Further, I think implicit in my question was the inappropriateness of "approving" bits of other revelations. In another post-site I have suggested that the only - or rather the best - way to understand "catholicity" is to accept that Calvary was for everyone who ever existed, before or since, across time or culture, believing or non-believing, and that consequently everyone - as above - is a member of the one catholic church, an "ekklesia" for all time. Membership of this ekklesia is not dependent on virtue, or good works or any merit, thus no room for Pelagianism or Tridentinism here. Otherwise, the significance and import of Jesus-love, redemption, is a narrow thing, thus a facsimile. What do you think of this take?

Pr Mark Henderson said...

The redemption won by Christ is indeed for everyone, but we also need to say that the subjective reception of it is by faith. Yes, this has to do with the catholicity of the church - the church is to proclaim the Gospel to all peoples.

Btw, I didn't mean to suggest that Buddha was a polytheist - quite the opposite, but his followers have corrupted his original insights. The folk expressions of the great religions always tend towards this corruption, it seems to me. It reminds me of something Calvin said, "the human heart is an idol factory"

Southern Cross said...

I do look forward to the series, too. I have been constantly challenged on the doctrine of sola Scriptura by Roman Catholic acquaintances, and although I did stand my ground, more details would come in handy and broaden my understanding of Lutheranism.

Could you also please explain why 'consubstantiation' is no apposite term for the Lord's Supper in Lutheranism?

Sadly, I have had no formal training in theology.
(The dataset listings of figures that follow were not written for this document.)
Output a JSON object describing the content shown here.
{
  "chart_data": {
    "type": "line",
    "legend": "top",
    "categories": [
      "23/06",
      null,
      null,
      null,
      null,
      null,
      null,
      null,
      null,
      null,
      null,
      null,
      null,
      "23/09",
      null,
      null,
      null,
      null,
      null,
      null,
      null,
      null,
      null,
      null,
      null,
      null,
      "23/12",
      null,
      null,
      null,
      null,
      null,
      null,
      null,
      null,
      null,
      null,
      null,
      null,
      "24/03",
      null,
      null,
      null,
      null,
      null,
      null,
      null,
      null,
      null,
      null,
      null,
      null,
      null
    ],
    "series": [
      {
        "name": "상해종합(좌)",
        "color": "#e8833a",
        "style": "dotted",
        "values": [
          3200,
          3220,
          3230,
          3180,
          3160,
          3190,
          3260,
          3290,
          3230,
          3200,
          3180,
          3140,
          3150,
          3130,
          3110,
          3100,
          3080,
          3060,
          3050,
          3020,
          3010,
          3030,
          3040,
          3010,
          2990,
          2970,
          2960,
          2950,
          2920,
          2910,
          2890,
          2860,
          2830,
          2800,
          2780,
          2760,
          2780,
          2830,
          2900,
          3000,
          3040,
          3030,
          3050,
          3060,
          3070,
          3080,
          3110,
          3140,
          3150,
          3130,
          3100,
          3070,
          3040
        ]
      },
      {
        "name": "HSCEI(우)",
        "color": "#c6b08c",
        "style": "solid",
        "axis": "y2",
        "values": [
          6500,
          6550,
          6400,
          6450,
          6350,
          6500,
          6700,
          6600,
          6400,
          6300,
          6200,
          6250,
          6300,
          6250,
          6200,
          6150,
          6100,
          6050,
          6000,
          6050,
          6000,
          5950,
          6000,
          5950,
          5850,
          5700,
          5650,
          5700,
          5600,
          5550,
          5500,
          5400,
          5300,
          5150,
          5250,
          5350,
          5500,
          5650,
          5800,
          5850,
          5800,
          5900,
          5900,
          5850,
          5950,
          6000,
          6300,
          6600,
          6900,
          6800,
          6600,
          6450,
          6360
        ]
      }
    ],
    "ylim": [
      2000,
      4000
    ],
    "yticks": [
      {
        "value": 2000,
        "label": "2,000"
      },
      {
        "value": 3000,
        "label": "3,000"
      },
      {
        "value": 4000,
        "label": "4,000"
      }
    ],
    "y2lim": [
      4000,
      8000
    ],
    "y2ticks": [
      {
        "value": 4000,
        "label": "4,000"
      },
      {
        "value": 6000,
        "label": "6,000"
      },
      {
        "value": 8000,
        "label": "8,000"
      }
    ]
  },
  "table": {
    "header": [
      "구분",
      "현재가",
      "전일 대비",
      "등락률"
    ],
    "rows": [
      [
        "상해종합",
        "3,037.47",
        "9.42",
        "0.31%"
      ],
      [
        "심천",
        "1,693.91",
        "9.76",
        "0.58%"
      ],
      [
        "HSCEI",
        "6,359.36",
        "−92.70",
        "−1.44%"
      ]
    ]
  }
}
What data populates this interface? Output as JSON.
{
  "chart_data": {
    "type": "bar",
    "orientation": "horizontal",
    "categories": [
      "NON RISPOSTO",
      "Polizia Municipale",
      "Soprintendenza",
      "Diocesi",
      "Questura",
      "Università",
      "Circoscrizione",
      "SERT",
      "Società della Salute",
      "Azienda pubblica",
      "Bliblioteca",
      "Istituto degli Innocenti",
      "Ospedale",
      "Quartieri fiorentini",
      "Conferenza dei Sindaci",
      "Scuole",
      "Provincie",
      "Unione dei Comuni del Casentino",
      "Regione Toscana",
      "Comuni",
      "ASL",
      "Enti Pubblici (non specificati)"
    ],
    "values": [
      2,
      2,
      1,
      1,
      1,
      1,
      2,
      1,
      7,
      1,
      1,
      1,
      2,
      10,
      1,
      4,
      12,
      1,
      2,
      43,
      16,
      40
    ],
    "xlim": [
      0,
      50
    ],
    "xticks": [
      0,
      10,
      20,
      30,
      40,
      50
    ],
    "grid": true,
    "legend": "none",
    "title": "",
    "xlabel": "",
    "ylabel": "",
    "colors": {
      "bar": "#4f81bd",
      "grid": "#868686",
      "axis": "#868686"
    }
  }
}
This is something I will try and remedy with my modest means.

Pr Mark Henderson said...

Dear SC,

Yes, you will be tested, but that will serve to deepen your understanding and commitment.

Re the RCC being conservative, that is certainly the case outwardly, but they are actually the most radical of church bodies by introducing dogmas which ahve no scriptural reference and only shaky historical evidence.

'Consubstantiation' is a human philosophical term (related to 'transubstantiation') which implies a mixing of the substances of our Lord's body and blood with the bread and wine. Lutheran theologians reject it as an adequate explanation of our doctrine, and prefer to speak of a 'sacramental union' between the body and blood and the earthly elements and certainly of a real presence. And finally, the 'real presence' is an article of faith, and we do not want to fall into the error of Rome, which has dogmatised a philosophical theory about how this takes place. This is going beyond scripture - once again.

Hermann Sasse's 'This Is My Body' is the best book to read about the Lutheran doctrine.

You're quite right, SC, to take you time over these matters and explore deeply until you are fully persuaded in conscience.